Combination Therapy with Metformin

• Combination therapy with metformin and a sulfonylurea has been found to result in a significant reduction in fasting plasma glucose, with a decrease from 154 mg/dL to 132 mg/dL 4.
• Combination therapy with metformin and a dipeptidyl peptidase-4 inhibitor has been found to result in a reduction in HbA1c levels, with 22.2% of patients achieving an HbA1c level of <7% without hypoglycemic events 4.
• Combination therapy with metformin, a sulfonylurea, and a dipeptidyl peptidase-4 inhibitor has been found to result in marked improvements in HbA1c levels, with decreases from 11.1% to 6.1%, 7.9% to 6.0%, and 8.6% to 7.1% in three Japanese patients with type 2 diabetes mellitus 5.

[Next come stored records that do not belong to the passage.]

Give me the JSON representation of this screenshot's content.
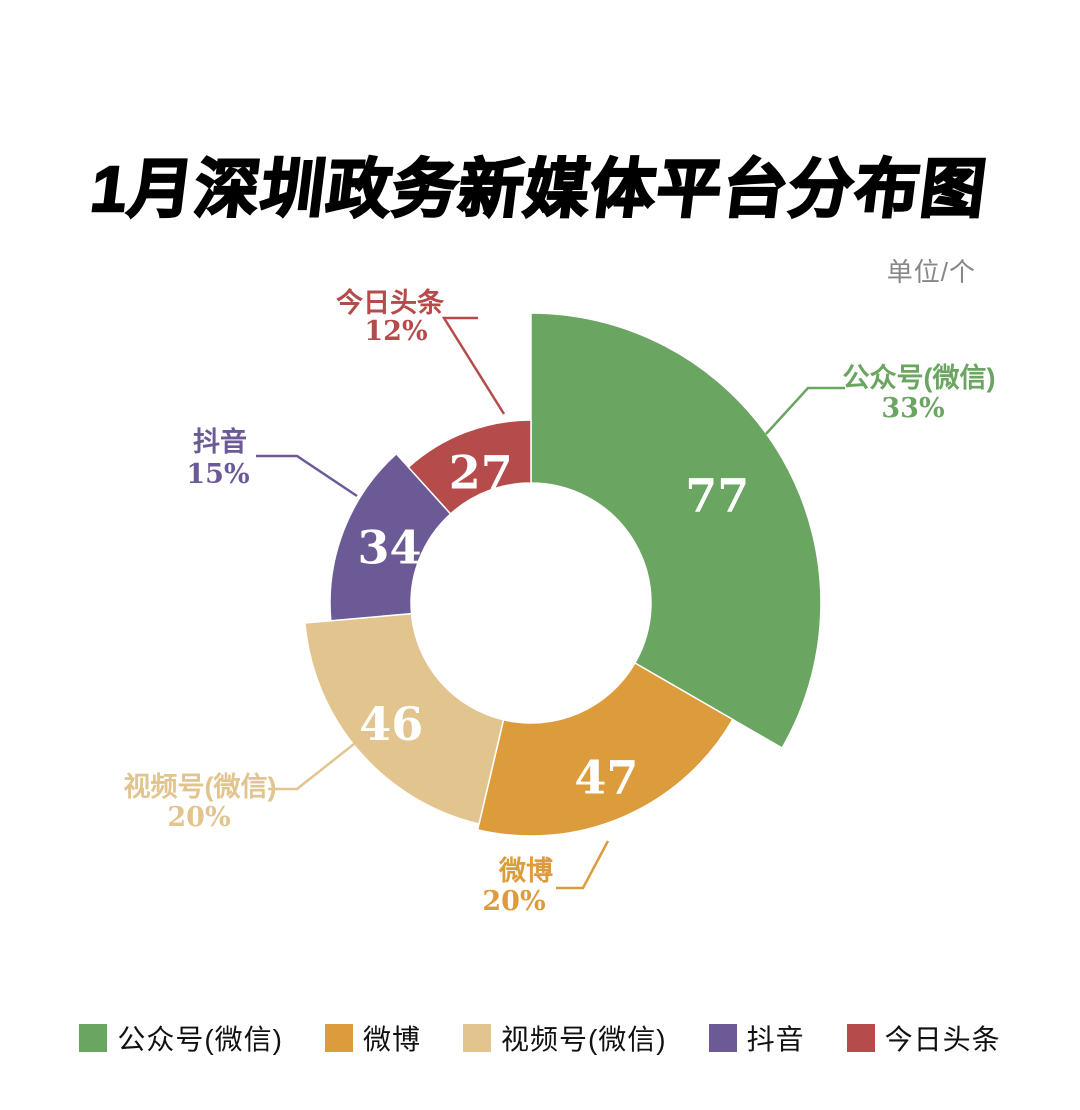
{
  "title": "1月深圳政务新媒体平台分布图",
  "unit_label": "单位/个",
  "chart_data": {
    "type": "pie",
    "subtype": "donut-variable-radius",
    "title": "1月深圳政务新媒体平台分布图",
    "unit": "单位/个",
    "start_angle_deg": 0,
    "direction": "clockwise",
    "categories": [
      "公众号(微信)",
      "微博",
      "视频号(微信)",
      "抖音",
      "今日头条"
    ],
    "values": [
      77,
      47,
      46,
      34,
      27
    ],
    "percent_labels": [
      "33%",
      "20%",
      "20%",
      "15%",
      "12%"
    ],
    "colors": [
      "#6BA562",
      "#DD9C3C",
      "#E2C48E",
      "#6C5A96",
      "#B54B4B"
    ],
    "total": 231,
    "value_labels_inside": true,
    "legend_position": "bottom",
    "legend_items": [
      "公众号(微信)",
      "微博",
      "视频号(微信)",
      "抖音",
      "今日头条"
    ]
  }
}
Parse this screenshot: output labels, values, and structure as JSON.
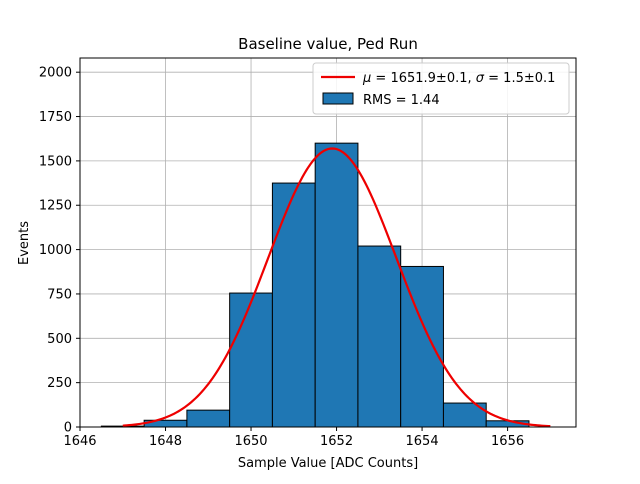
{
  "chart_data": {
    "type": "bar",
    "title": "Baseline value, Ped Run",
    "xlabel": "Sample Value [ADC Counts]",
    "ylabel": "Events",
    "xlim": [
      1646,
      1657.6
    ],
    "ylim": [
      0,
      2080
    ],
    "xticks": [
      1646,
      1648,
      1650,
      1652,
      1654,
      1656
    ],
    "yticks": [
      0,
      250,
      500,
      750,
      1000,
      1250,
      1500,
      1750,
      2000
    ],
    "grid": true,
    "legend_position": "top-right",
    "bin_width": 1,
    "histogram": {
      "label": "RMS = 1.44",
      "color": "#1f77b4",
      "edge_color": "#000000",
      "bin_centers": [
        1647,
        1648,
        1649,
        1650,
        1651,
        1652,
        1653,
        1654,
        1655,
        1656
      ],
      "counts": [
        5,
        38,
        95,
        755,
        1375,
        1600,
        1020,
        905,
        135,
        35
      ]
    },
    "fit": {
      "label_prefix": "μ",
      "label_mid": " = 1651.9±0.1, ",
      "label_sigma": "σ",
      "label_suffix": " = 1.5±0.1",
      "color": "#ee0000",
      "mu": 1651.9,
      "sigma": 1.5,
      "amplitude": 1570,
      "x_range": [
        1647,
        1657
      ]
    }
  }
}
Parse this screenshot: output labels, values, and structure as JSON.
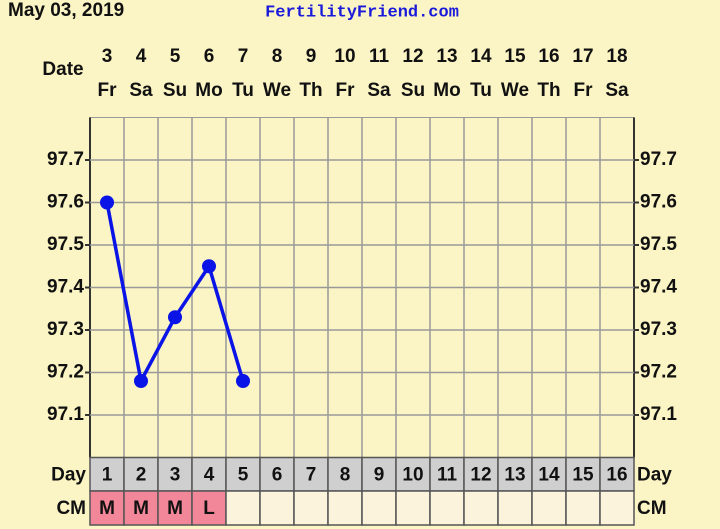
{
  "header": {
    "date": "May 03, 2019",
    "site": "FertilityFriend.com"
  },
  "chart_data": {
    "type": "line",
    "row_labels": {
      "date": "Date",
      "day": "Day",
      "cm": "CM"
    },
    "dates": [
      3,
      4,
      5,
      6,
      7,
      8,
      9,
      10,
      11,
      12,
      13,
      14,
      15,
      16,
      17,
      18
    ],
    "weekdays": [
      "Fr",
      "Sa",
      "Su",
      "Mo",
      "Tu",
      "We",
      "Th",
      "Fr",
      "Sa",
      "Su",
      "Mo",
      "Tu",
      "We",
      "Th",
      "Fr",
      "Sa"
    ],
    "x": [
      1,
      2,
      3,
      4,
      5,
      6,
      7,
      8,
      9,
      10,
      11,
      12,
      13,
      14,
      15,
      16
    ],
    "values": [
      97.6,
      97.18,
      97.33,
      97.45,
      97.18,
      null,
      null,
      null,
      null,
      null,
      null,
      null,
      null,
      null,
      null,
      null
    ],
    "cm": [
      "M",
      "M",
      "M",
      "L",
      null,
      null,
      null,
      null,
      null,
      null,
      null,
      null,
      null,
      null,
      null,
      null
    ],
    "color": "#0a14e6",
    "cm_color": "#f2879a",
    "ylim": [
      97.0,
      97.8
    ],
    "yticks": [
      97.1,
      97.2,
      97.3,
      97.4,
      97.5,
      97.6,
      97.7
    ],
    "grid": true
  }
}
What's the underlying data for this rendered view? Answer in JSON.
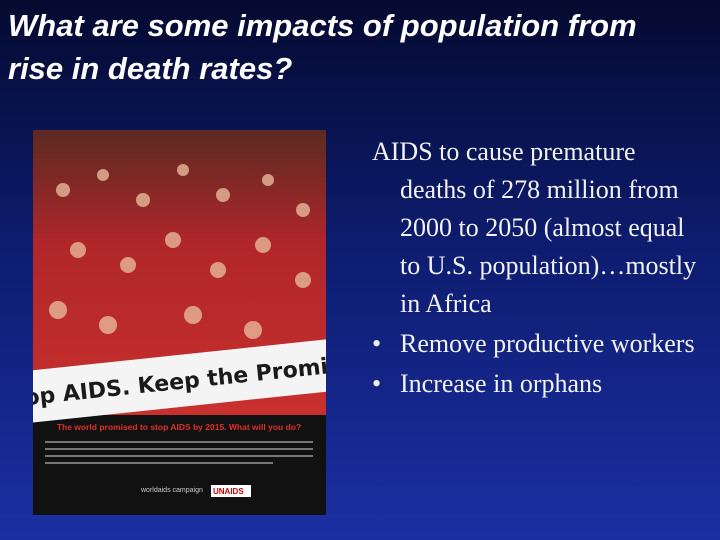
{
  "header": {
    "title": "What are some impacts of population from rise in death rates?"
  },
  "poster": {
    "banner": "Stop AIDS. Keep the Promise.",
    "tagline": "The world promised to stop AIDS by 2015. What will you do?",
    "logo_left": "worldaids campaign",
    "logo_right": "UNAIDS"
  },
  "body": {
    "items": [
      {
        "bullet": false,
        "text": "AIDS to cause premature deaths of 278 million from 2000 to 2050 (almost equal to U.S. population)…mostly in Africa"
      },
      {
        "bullet": true,
        "text": "Remove productive workers"
      },
      {
        "bullet": true,
        "text": "Increase in orphans"
      }
    ]
  }
}
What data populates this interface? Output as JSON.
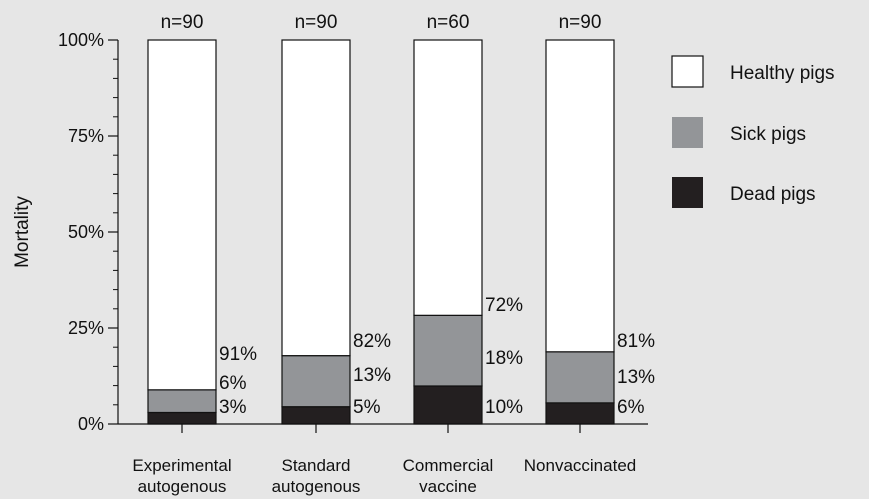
{
  "chart_data": {
    "type": "bar",
    "stacked": true,
    "ylabel": "Mortality",
    "ylim": [
      0,
      100
    ],
    "yticks": [
      "0%",
      "25%",
      "50%",
      "75%",
      "100%"
    ],
    "categories": [
      [
        "Experimental",
        "autogenous"
      ],
      [
        "Standard",
        "autogenous"
      ],
      [
        "Commercial",
        "vaccine"
      ],
      [
        "Nonvaccinated"
      ]
    ],
    "n_labels": [
      "n=90",
      "n=90",
      "n=60",
      "n=90"
    ],
    "series": [
      {
        "name": "Dead pigs",
        "color": "#231f20",
        "values": [
          3,
          4.5,
          9.9,
          5.5
        ],
        "labels": [
          "3%",
          "5%",
          "10%",
          "6%"
        ]
      },
      {
        "name": "Sick pigs",
        "color": "#939598",
        "values": [
          5.9,
          13.3,
          18.4,
          13.3
        ],
        "labels": [
          "6%",
          "13%",
          "18%",
          "13%"
        ]
      },
      {
        "name": "Healthy pigs",
        "color": "#ffffff",
        "values": [
          91.1,
          82.2,
          71.7,
          81.2
        ],
        "labels": [
          "91%",
          "82%",
          "72%",
          "81%"
        ]
      }
    ],
    "legend": {
      "position": "right",
      "order": [
        "Healthy pigs",
        "Sick pigs",
        "Dead pigs"
      ]
    }
  }
}
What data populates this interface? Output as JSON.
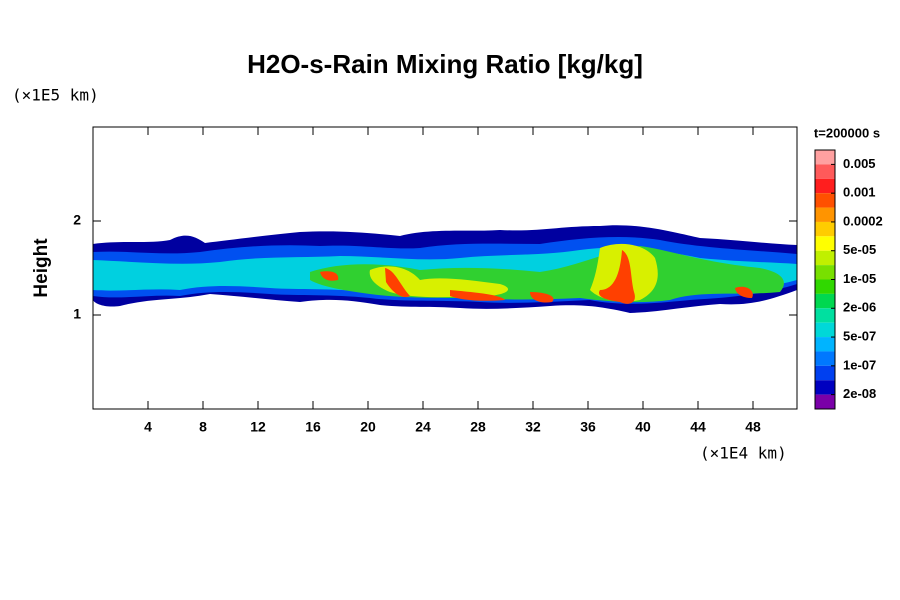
{
  "chart_data": {
    "type": "contour",
    "title": "H2O-s-Rain Mixing Ratio [kg/kg]",
    "y_label": "Height",
    "y_unit": "(×1E5 km)",
    "x_unit": "(×1E4 km)",
    "xlim": [
      0,
      51.2
    ],
    "xticks": [
      4,
      8,
      12,
      16,
      20,
      24,
      28,
      32,
      36,
      40,
      44,
      48
    ],
    "ylim": [
      0,
      3
    ],
    "yticks": [
      1,
      2
    ],
    "colorbar": {
      "title": "t=200000 s",
      "colors": [
        "#ffa0a0",
        "#ff5a5a",
        "#ff1e1e",
        "#ff5000",
        "#ff9400",
        "#ffcc00",
        "#ffff00",
        "#c0f000",
        "#78e000",
        "#30d800",
        "#00d850",
        "#00e0a0",
        "#00d8d8",
        "#00b4ff",
        "#0078ff",
        "#0040f0",
        "#0000c0",
        "#7a00a8"
      ],
      "ticks": [
        0.005,
        0.001,
        0.0002,
        {
          "value": 5e-05,
          "label": "5e-05"
        },
        {
          "value": 1e-05,
          "label": "1e-05"
        },
        {
          "value": 2e-06,
          "label": "2e-06"
        },
        {
          "value": 5e-07,
          "label": "5e-07"
        },
        {
          "value": 1e-07,
          "label": "1e-07"
        },
        {
          "value": 2e-08,
          "label": "2e-08"
        }
      ]
    }
  }
}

Comparison of Metformin Combination Therapies

• Metformin and sulfonylurea combination therapy has been compared to metformin plus a glucagon-like peptide 1 analogue, with results showing no significant difference in all-cause mortality, cardiovascular mortality, or serious adverse events, but a higher risk of hypoglycemic episodes with the sulfonylurea combination 6.
• Metformin and sulfonylurea combination therapy has been compared to metformin plus a dipeptidyl-peptidase 4 inhibitor, with results showing no significant difference in all-cause mortality, cardiovascular mortality, or serious adverse events, but a higher risk of hypoglycemic episodes with the sulfonylurea combination 6.
• Metformin and sulfonylurea combination therapy has been compared to metformin plus a thiazolidinedione, with results showing no significant difference in all-cause mortality, cardiovascular mortality, or serious adverse events, but a higher risk of hypoglycemic episodes with the sulfonylurea combination 6.